Imperfect

duckduckgo without ai

Wanting a fallback search engine, I recently found DuckDuckGo's subdomain for searching without its AI widget: noai.duckduckgo.com.

Given my frequency of discussing AI in a positive light, why on Earth would I want to reduce its presence, let alone share how to do that? My reasoning lies in how helpful it could be for myself and readers like you, including but not limited to: privacy enthusiasts, AI skeptics, or those that operate search engines, AI tools differently.

With search engines, I type keywords and optional operators into a single-line text input. My expectation upon submitting my query is being shown a paginated list of results with hopefully contextual web page hyperlinks, page titles, and content snippets. I desire information from one or more of the linked pages instead of from the search results page itself. Save a personalized experience for getting me where I want to go as efficiently as possible.

With AI tools, I type natural language instructions optionally formatted via markup languages into a longer, if not multi-line text input. Those lighter constraints afford more personalized, in-depth asks that would falter or fail with regular search engines. Rakhim's AI is impressive because we’ve failed at semantic web and personal computing illustrates what I mean:

Unless someone wrote an article about that exact thing, a plain full-text search engine cannot answer a question like this:

What animal is featured on a flag of a country where the first small British colony was established in the same year that Sweden's King Gustav IV Adolf declared war on France?

But ChatGPT got the correct answer in a few seconds.

Flag of Dominica features the Sisserou parrot, which is only found in Dominica. Great Britain established a small colony on the island in 1805.

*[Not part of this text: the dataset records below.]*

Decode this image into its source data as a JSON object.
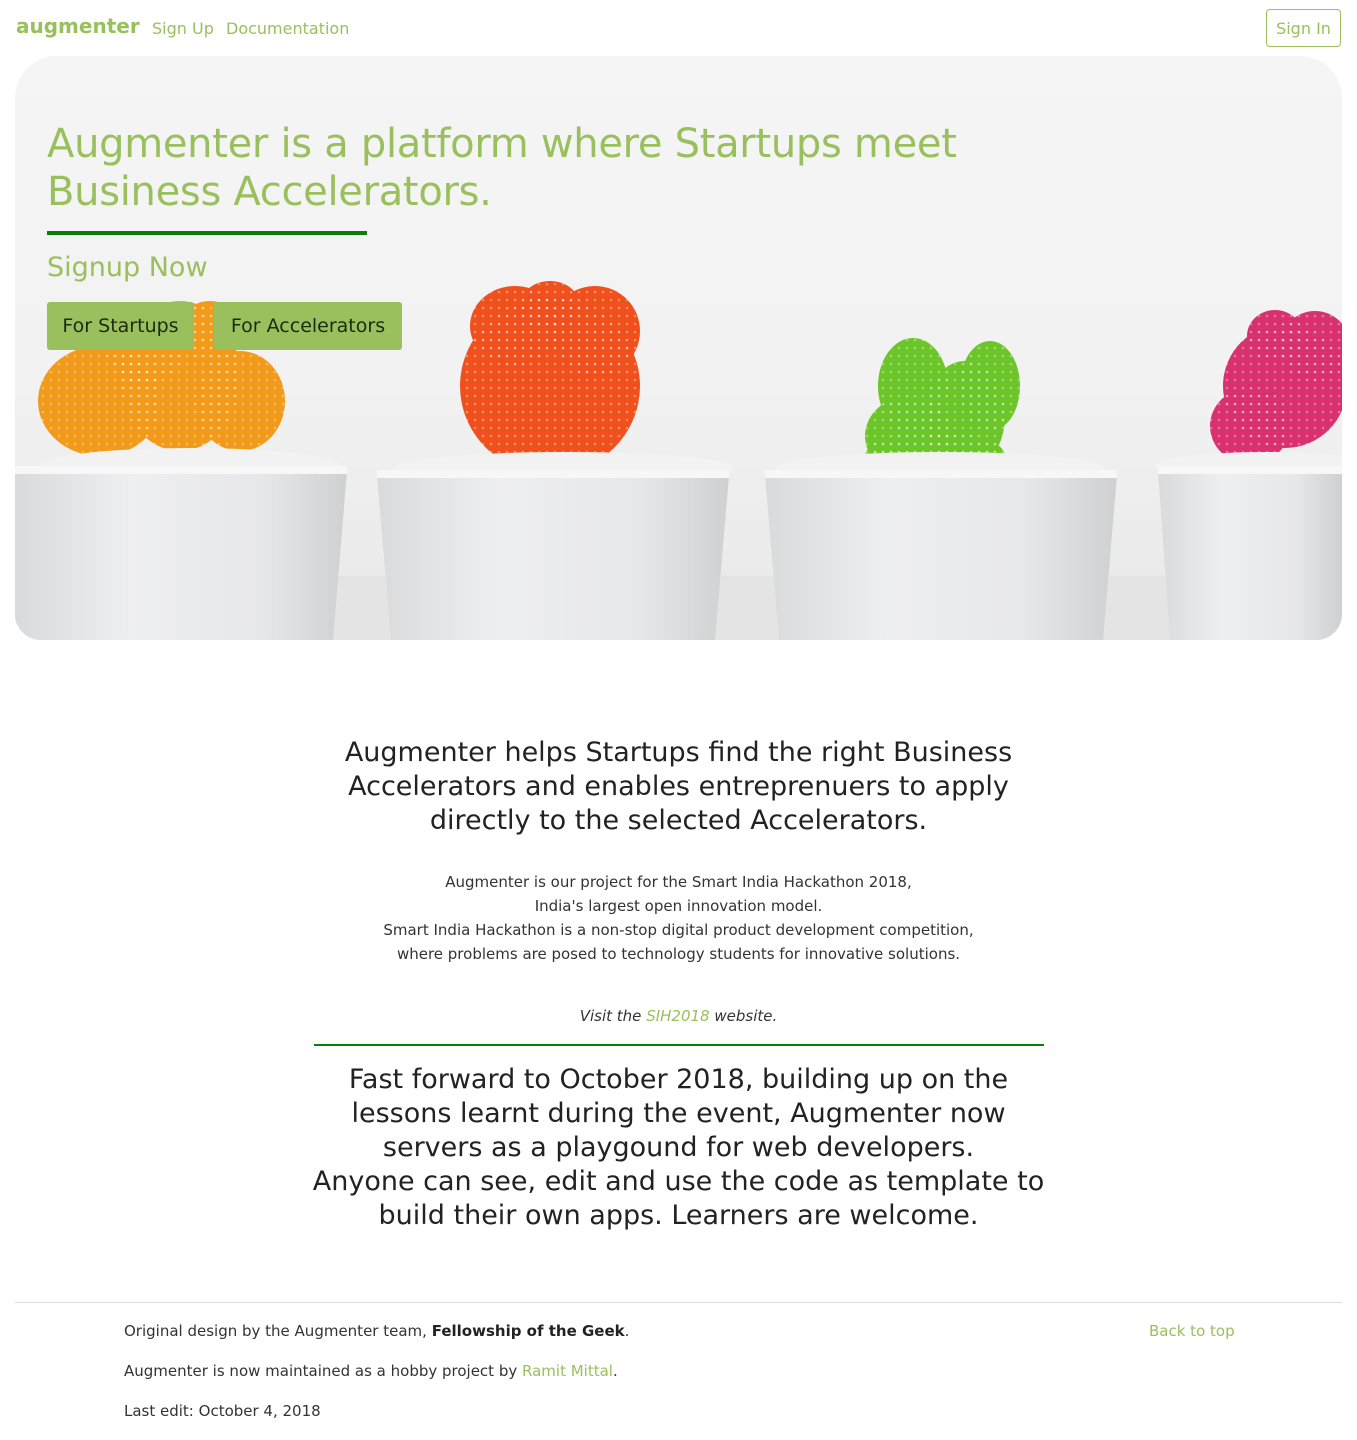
{
  "nav": {
    "brand": "augmenter",
    "links": [
      "Sign Up",
      "Documentation"
    ],
    "signin_label": "Sign In"
  },
  "hero": {
    "title": "Augmenter is a platform where Startups meet Business Accelerators.",
    "signup_heading": "Signup Now",
    "buttons": [
      "For Startups",
      "For Accelerators"
    ],
    "cactus_colors": [
      "#f29a1a",
      "#f0501c",
      "#6cc62a",
      "#d93070"
    ]
  },
  "content": {
    "lead": "Augmenter helps Startups find the right Business Accelerators and enables entreprenuers to apply directly to the selected Accelerators.",
    "info_lines": [
      "Augmenter is our project for the Smart India Hackathon 2018,",
      "India's largest open innovation model.",
      "Smart India Hackathon is a non-stop digital product development competition,",
      "where problems are posed to technology students for innovative solutions."
    ],
    "visit_prefix": "Visit the",
    "visit_link": "SIH2018",
    "visit_suffix": "website.",
    "lead2_line1": "Fast forward to October 2018, building up on the lessons learnt during the event, Augmenter now servers as a playgound for web developers.",
    "lead2_line2": "Anyone can see, edit and use the code as template to build their own apps. Learners are welcome."
  },
  "footer": {
    "design_prefix": "Original design by the Augmenter team,",
    "design_team": "Fellowship of the Geek",
    "design_suffix": ".",
    "maintained_prefix": "Augmenter is now maintained as a hobby project by",
    "maintainer": "Ramit Mittal",
    "maintained_suffix": ".",
    "last_edit": "Last edit: October 4, 2018",
    "back_to_top": "Back to top"
  },
  "colors": {
    "accent": "#99c05c",
    "rule": "#0b7d0b"
  }
}
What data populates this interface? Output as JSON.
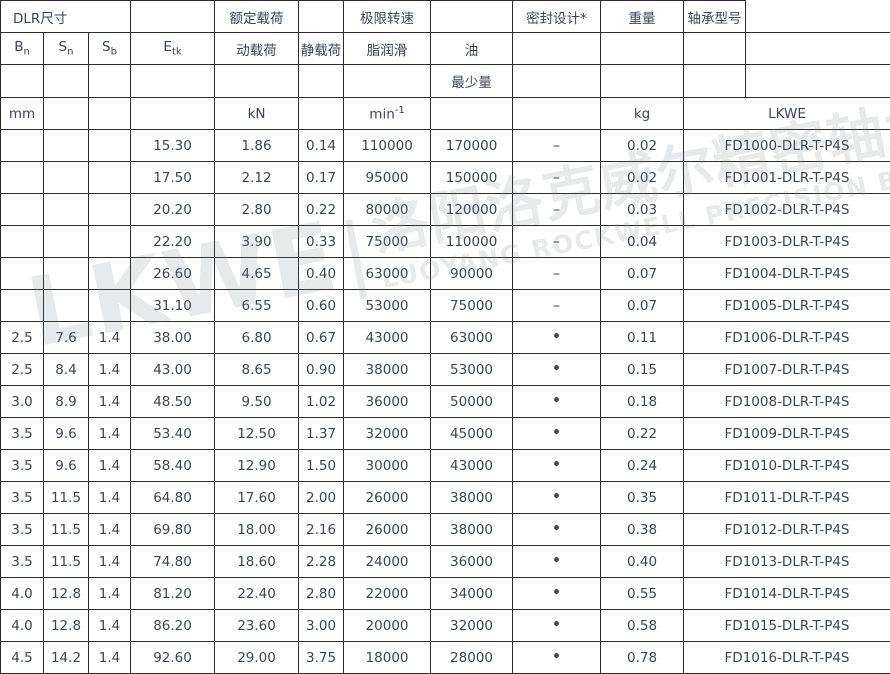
{
  "table": {
    "header": {
      "row1": {
        "dlr_size": "DLR尺寸",
        "rated_load": "额定载荷",
        "limiting_speed": "极限转速",
        "seal_design": "密封设计*",
        "weight": "重量",
        "bearing_model": "轴承型号"
      },
      "row2": {
        "bn": "B",
        "bn_sub": "n",
        "sn": "S",
        "sn_sub": "n",
        "sb": "S",
        "sb_sub": "b",
        "etk": "E",
        "etk_sub": "tk",
        "dynamic_load": "动载荷",
        "static_load": "静载荷",
        "grease": "脂润滑",
        "oil": "油"
      },
      "row3": {
        "minimum": "最少量"
      },
      "row4": {
        "mm": "mm",
        "kn": "kN",
        "rpm": "min",
        "rpm_sup": "-1",
        "kg": "kg",
        "lkwe": "LKWE"
      }
    },
    "symbols": {
      "dash": "–",
      "dot": "•",
      "empty": ""
    },
    "rows": [
      {
        "bn": "",
        "sn": "",
        "sb": "",
        "etk": "15.30",
        "dyn": "1.86",
        "stat": "0.14",
        "grease": "110000",
        "oil": "170000",
        "seal": "–",
        "weight": "0.02",
        "model": "FD1000-DLR-T-P4S"
      },
      {
        "bn": "",
        "sn": "",
        "sb": "",
        "etk": "17.50",
        "dyn": "2.12",
        "stat": "0.17",
        "grease": "95000",
        "oil": "150000",
        "seal": "–",
        "weight": "0.02",
        "model": "FD1001-DLR-T-P4S"
      },
      {
        "bn": "",
        "sn": "",
        "sb": "",
        "etk": "20.20",
        "dyn": "2.80",
        "stat": "0.22",
        "grease": "80000",
        "oil": "120000",
        "seal": "–",
        "weight": "0.03",
        "model": "FD1002-DLR-T-P4S"
      },
      {
        "bn": "",
        "sn": "",
        "sb": "",
        "etk": "22.20",
        "dyn": "3.90",
        "stat": "0.33",
        "grease": "75000",
        "oil": "110000",
        "seal": "–",
        "weight": "0.04",
        "model": "FD1003-DLR-T-P4S"
      },
      {
        "bn": "",
        "sn": "",
        "sb": "",
        "etk": "26.60",
        "dyn": "4.65",
        "stat": "0.40",
        "grease": "63000",
        "oil": "90000",
        "seal": "–",
        "weight": "0.07",
        "model": "FD1004-DLR-T-P4S"
      },
      {
        "bn": "",
        "sn": "",
        "sb": "",
        "etk": "31.10",
        "dyn": "6.55",
        "stat": "0.60",
        "grease": "53000",
        "oil": "75000",
        "seal": "–",
        "weight": "0.07",
        "model": "FD1005-DLR-T-P4S"
      },
      {
        "bn": "2.5",
        "sn": "7.6",
        "sb": "1.4",
        "etk": "38.00",
        "dyn": "6.80",
        "stat": "0.67",
        "grease": "43000",
        "oil": "63000",
        "seal": "•",
        "weight": "0.11",
        "model": "FD1006-DLR-T-P4S"
      },
      {
        "bn": "2.5",
        "sn": "8.4",
        "sb": "1.4",
        "etk": "43.00",
        "dyn": "8.65",
        "stat": "0.90",
        "grease": "38000",
        "oil": "53000",
        "seal": "•",
        "weight": "0.15",
        "model": "FD1007-DLR-T-P4S"
      },
      {
        "bn": "3.0",
        "sn": "8.9",
        "sb": "1.4",
        "etk": "48.50",
        "dyn": "9.50",
        "stat": "1.02",
        "grease": "36000",
        "oil": "50000",
        "seal": "•",
        "weight": "0.18",
        "model": "FD1008-DLR-T-P4S"
      },
      {
        "bn": "3.5",
        "sn": "9.6",
        "sb": "1.4",
        "etk": "53.40",
        "dyn": "12.50",
        "stat": "1.37",
        "grease": "32000",
        "oil": "45000",
        "seal": "•",
        "weight": "0.22",
        "model": "FD1009-DLR-T-P4S"
      },
      {
        "bn": "3.5",
        "sn": "9.6",
        "sb": "1.4",
        "etk": "58.40",
        "dyn": "12.90",
        "stat": "1.50",
        "grease": "30000",
        "oil": "43000",
        "seal": "•",
        "weight": "0.24",
        "model": "FD1010-DLR-T-P4S"
      },
      {
        "bn": "3.5",
        "sn": "11.5",
        "sb": "1.4",
        "etk": "64.80",
        "dyn": "17.60",
        "stat": "2.00",
        "grease": "26000",
        "oil": "38000",
        "seal": "•",
        "weight": "0.35",
        "model": "FD1011-DLR-T-P4S"
      },
      {
        "bn": "3.5",
        "sn": "11.5",
        "sb": "1.4",
        "etk": "69.80",
        "dyn": "18.00",
        "stat": "2.16",
        "grease": "26000",
        "oil": "38000",
        "seal": "•",
        "weight": "0.38",
        "model": "FD1012-DLR-T-P4S"
      },
      {
        "bn": "3.5",
        "sn": "11.5",
        "sb": "1.4",
        "etk": "74.80",
        "dyn": "18.60",
        "stat": "2.28",
        "grease": "24000",
        "oil": "36000",
        "seal": "•",
        "weight": "0.40",
        "model": "FD1013-DLR-T-P4S"
      },
      {
        "bn": "4.0",
        "sn": "12.8",
        "sb": "1.4",
        "etk": "81.20",
        "dyn": "22.40",
        "stat": "2.80",
        "grease": "22000",
        "oil": "34000",
        "seal": "•",
        "weight": "0.55",
        "model": "FD1014-DLR-T-P4S"
      },
      {
        "bn": "4.0",
        "sn": "12.8",
        "sb": "1.4",
        "etk": "86.20",
        "dyn": "23.60",
        "stat": "3.00",
        "grease": "20000",
        "oil": "32000",
        "seal": "•",
        "weight": "0.58",
        "model": "FD1015-DLR-T-P4S"
      },
      {
        "bn": "4.5",
        "sn": "14.2",
        "sb": "1.4",
        "etk": "92.60",
        "dyn": "29.00",
        "stat": "3.75",
        "grease": "18000",
        "oil": "28000",
        "seal": "•",
        "weight": "0.78",
        "model": "FD1016-DLR-T-P4S"
      }
    ]
  },
  "watermark": {
    "mark": "LKWE",
    "bar": "|",
    "company_cn": "洛阳洛克威尔精密轴承有限公司",
    "company_en": "LUOYANG ROCKWELL PRECISION BEARING CO., LTD."
  }
}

Google's AI widget failed miserably, by the way.

My expectation upon submitting my prompt is being shown an assistant response with hopefully contextual copy, citations, and web page hyperlinks. Like with search engines, I may be scrutinizing linked pages for content. However, I may also be looking for my desired information embedded within however many responses I can prompt for. AI tools layer an evolving conversation atop searches propelling me closer to what I want.

Much of my thinking derives not only from personal experience, but also from Jack presenting how LLMs and AI tools are most useful for search and follow ups. He adds even more nuance to the discussion by explaining the edge that dedicated AI search tools can have over their counterparts:

Side note: right now, I prefer using Perplexity because it's specifically designed as a search tool, i.e. sift through and use real sources of human-generated information and data and surface that for me, as opposed to a model that's been trained on a large dataset and is putting together answers based on its training. Although it seems like only a matter of time before they are all good at this.

What other AI use cases could his closing sentiment apply to?